O Brasil também é o maior exportador de quartzo em pedra, matéria-prima do silício, elemento principal para a produção de painéis fotovoltaicos. Por ano, o país exporta 230 mil toneladas do quartzo, praticamente em estado bruto, e destinados aos países da Ásia - Japão, Coreia e China -, Alemanha e Estados Unidos.
“A ousadia deste projeto é justamente reverter toda esta logística, desenvolver e ocupar a tecnologia aqui na América Latina”, disse o superintendente de Energias Renováveis de Itaipu, Cícero Bley Jr, responsável pela proposta em Itaipu e que apresentou as características dos projetos aos participantes da assinatura do convênio.
“O Brasil é um grande produtor de commodities e podemos mudar essa condição. Temos os elementos da natureza necessários, a produção de energia elétrica, a abundância mineral e a competência para tocar um projeto como este”, disse o secretário de Estado da Ciência, Tecnologia e Ensino Superior, Alípio Leal, na cerimônia em Foz do Iguaçu. “Dependerá de nós o convencimento do setor industrial sobre essas potencialidades”, completou.
O desafio é saber se essas vantagens serão suficientes para estabelecer o projeto Green Silicon como uma indústria eficiente. Por isso, entre os enfoques do estudo está uma minuciosa avaliação do mercado mundial de processos industriais fabricantes de painéis fotovoltaicos, além da avaliação de todos os estágios da cadeia do silício prevista no projeto.

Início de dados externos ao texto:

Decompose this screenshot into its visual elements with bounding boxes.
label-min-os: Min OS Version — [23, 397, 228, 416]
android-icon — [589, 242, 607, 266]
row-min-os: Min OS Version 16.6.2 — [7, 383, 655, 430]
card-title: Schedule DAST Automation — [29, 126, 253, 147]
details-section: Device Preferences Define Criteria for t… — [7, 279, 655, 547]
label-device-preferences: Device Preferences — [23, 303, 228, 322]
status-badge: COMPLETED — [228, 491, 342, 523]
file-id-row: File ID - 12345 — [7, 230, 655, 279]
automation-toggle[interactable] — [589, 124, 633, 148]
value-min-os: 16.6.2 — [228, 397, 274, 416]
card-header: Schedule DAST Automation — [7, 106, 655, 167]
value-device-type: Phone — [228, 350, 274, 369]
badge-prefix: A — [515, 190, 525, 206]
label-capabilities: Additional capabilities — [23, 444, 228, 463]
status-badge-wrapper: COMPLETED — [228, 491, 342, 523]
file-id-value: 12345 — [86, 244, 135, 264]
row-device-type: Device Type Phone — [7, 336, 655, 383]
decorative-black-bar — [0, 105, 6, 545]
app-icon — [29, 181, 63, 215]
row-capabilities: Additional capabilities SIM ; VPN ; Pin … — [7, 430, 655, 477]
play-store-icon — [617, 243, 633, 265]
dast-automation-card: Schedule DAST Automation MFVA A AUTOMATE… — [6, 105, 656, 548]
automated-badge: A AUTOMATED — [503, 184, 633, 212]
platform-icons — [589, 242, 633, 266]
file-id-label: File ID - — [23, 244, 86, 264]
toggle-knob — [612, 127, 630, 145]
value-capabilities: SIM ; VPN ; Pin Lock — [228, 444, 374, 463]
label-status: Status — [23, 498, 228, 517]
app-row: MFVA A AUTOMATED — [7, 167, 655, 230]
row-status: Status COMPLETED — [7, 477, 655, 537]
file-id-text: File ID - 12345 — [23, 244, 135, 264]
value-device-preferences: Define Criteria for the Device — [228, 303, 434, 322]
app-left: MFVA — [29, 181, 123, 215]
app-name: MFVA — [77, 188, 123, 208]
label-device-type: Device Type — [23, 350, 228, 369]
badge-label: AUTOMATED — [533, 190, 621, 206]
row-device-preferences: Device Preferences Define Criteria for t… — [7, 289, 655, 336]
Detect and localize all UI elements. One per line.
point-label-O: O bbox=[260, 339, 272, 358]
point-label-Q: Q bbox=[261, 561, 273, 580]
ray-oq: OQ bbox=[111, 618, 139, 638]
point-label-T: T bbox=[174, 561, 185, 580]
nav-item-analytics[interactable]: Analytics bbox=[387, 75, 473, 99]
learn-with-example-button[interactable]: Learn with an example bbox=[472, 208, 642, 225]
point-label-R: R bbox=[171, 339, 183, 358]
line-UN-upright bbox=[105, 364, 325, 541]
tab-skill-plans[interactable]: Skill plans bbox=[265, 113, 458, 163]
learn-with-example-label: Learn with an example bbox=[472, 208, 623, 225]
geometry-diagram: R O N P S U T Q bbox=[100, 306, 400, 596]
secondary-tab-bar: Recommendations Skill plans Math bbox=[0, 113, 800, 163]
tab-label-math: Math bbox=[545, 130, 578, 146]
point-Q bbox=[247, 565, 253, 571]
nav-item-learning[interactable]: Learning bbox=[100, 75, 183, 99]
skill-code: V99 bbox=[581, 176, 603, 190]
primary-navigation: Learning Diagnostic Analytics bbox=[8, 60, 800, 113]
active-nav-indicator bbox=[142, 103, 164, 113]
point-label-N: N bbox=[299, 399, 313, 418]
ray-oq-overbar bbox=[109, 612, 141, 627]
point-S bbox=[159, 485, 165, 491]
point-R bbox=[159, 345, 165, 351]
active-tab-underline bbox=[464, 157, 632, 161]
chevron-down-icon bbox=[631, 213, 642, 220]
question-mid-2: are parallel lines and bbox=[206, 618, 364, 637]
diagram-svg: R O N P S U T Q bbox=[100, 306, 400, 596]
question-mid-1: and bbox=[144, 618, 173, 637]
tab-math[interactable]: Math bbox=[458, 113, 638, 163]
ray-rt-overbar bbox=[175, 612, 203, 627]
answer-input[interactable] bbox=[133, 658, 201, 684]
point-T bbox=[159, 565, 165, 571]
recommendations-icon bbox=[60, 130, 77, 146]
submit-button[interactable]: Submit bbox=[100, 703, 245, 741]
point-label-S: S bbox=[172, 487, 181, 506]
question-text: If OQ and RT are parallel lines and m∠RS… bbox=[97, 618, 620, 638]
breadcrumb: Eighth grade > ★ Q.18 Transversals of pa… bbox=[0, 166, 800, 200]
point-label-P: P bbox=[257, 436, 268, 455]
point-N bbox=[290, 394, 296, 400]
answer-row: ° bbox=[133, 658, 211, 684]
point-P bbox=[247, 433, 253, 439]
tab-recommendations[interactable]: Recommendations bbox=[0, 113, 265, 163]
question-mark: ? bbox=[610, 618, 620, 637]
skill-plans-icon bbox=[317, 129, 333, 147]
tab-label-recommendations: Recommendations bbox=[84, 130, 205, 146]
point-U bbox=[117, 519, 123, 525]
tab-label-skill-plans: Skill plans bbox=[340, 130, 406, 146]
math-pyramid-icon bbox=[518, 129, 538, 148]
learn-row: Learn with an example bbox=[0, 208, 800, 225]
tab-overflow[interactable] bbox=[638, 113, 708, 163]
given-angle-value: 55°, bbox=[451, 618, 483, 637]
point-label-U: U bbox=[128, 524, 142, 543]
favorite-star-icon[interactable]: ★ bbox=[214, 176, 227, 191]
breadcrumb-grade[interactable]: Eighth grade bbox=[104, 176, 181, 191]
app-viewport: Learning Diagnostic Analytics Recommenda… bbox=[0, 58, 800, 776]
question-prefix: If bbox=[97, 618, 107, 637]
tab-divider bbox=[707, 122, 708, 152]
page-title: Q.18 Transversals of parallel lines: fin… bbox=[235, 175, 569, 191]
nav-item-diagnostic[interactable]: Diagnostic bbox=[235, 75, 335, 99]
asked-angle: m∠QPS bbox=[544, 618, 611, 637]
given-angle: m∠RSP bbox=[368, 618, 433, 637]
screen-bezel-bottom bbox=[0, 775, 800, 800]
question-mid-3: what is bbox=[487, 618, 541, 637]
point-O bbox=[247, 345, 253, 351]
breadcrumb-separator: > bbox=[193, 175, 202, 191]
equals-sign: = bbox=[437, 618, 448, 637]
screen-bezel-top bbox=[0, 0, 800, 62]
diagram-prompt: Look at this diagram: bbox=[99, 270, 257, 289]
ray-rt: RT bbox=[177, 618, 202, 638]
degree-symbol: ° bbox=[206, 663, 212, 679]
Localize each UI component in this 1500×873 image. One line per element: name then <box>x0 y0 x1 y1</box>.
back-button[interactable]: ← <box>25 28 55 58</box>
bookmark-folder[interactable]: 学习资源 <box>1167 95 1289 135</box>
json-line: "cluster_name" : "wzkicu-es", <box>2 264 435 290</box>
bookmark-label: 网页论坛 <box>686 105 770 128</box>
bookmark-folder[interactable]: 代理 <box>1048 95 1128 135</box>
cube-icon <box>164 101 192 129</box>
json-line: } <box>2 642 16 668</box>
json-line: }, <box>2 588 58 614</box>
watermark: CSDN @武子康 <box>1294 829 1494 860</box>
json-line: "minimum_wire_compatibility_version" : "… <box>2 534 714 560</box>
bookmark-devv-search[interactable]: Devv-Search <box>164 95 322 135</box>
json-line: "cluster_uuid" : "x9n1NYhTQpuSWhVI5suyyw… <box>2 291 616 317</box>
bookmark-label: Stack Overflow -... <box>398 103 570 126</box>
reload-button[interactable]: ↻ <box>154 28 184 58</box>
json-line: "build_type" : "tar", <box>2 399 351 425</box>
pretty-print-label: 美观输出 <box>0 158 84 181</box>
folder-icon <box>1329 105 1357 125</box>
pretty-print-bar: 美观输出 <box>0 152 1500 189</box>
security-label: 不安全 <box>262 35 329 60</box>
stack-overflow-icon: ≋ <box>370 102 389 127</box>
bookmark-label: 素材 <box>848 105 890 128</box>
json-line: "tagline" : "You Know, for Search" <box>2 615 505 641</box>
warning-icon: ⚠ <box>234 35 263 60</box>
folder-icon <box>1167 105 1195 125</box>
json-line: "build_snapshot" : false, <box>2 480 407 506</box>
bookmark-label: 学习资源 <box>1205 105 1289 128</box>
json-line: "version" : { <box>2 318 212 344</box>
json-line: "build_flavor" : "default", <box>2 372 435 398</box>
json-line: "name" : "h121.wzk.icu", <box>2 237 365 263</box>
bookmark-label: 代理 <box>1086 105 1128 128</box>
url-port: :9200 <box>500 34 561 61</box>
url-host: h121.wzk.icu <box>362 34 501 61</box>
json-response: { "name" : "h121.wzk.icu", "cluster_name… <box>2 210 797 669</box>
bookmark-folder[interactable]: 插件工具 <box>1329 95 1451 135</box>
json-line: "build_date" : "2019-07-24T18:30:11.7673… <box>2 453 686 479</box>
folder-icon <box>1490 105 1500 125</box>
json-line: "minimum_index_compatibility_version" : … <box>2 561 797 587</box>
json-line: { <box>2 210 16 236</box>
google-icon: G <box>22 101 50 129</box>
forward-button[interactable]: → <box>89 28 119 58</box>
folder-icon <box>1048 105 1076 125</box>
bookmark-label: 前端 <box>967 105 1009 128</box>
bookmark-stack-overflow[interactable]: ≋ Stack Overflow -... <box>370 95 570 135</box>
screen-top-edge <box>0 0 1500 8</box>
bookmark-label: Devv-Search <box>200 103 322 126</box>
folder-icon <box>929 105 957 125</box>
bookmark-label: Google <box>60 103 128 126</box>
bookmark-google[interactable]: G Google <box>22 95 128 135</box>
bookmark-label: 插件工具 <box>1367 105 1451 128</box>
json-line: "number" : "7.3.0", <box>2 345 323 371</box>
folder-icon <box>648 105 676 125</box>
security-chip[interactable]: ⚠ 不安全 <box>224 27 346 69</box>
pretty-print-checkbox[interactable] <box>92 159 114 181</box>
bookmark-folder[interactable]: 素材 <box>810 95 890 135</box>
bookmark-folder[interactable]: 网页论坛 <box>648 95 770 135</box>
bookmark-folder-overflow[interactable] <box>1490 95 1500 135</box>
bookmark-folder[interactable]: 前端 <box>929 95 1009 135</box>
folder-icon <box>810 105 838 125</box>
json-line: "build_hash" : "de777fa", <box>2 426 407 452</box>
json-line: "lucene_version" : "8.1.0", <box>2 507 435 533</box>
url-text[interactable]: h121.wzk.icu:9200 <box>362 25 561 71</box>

Atualmente, a China é a líder deste mercado, mas sua produção é feita a partir de energia suja (carvão e óleo). Sendo as principais jazidas do mundo no Brasil, o custo aqui seria, a princípio, menor do que o do país asiático.
Se concretizado, o Projeto Silício Verde também será útil à agroenergia e aos pequenos blocos. “Queremos justamente promover a descentralização da energia, um processo casa a casa. Isso é possível com os painéis fotovoltaicos”, disse Cícero Bley Júnior.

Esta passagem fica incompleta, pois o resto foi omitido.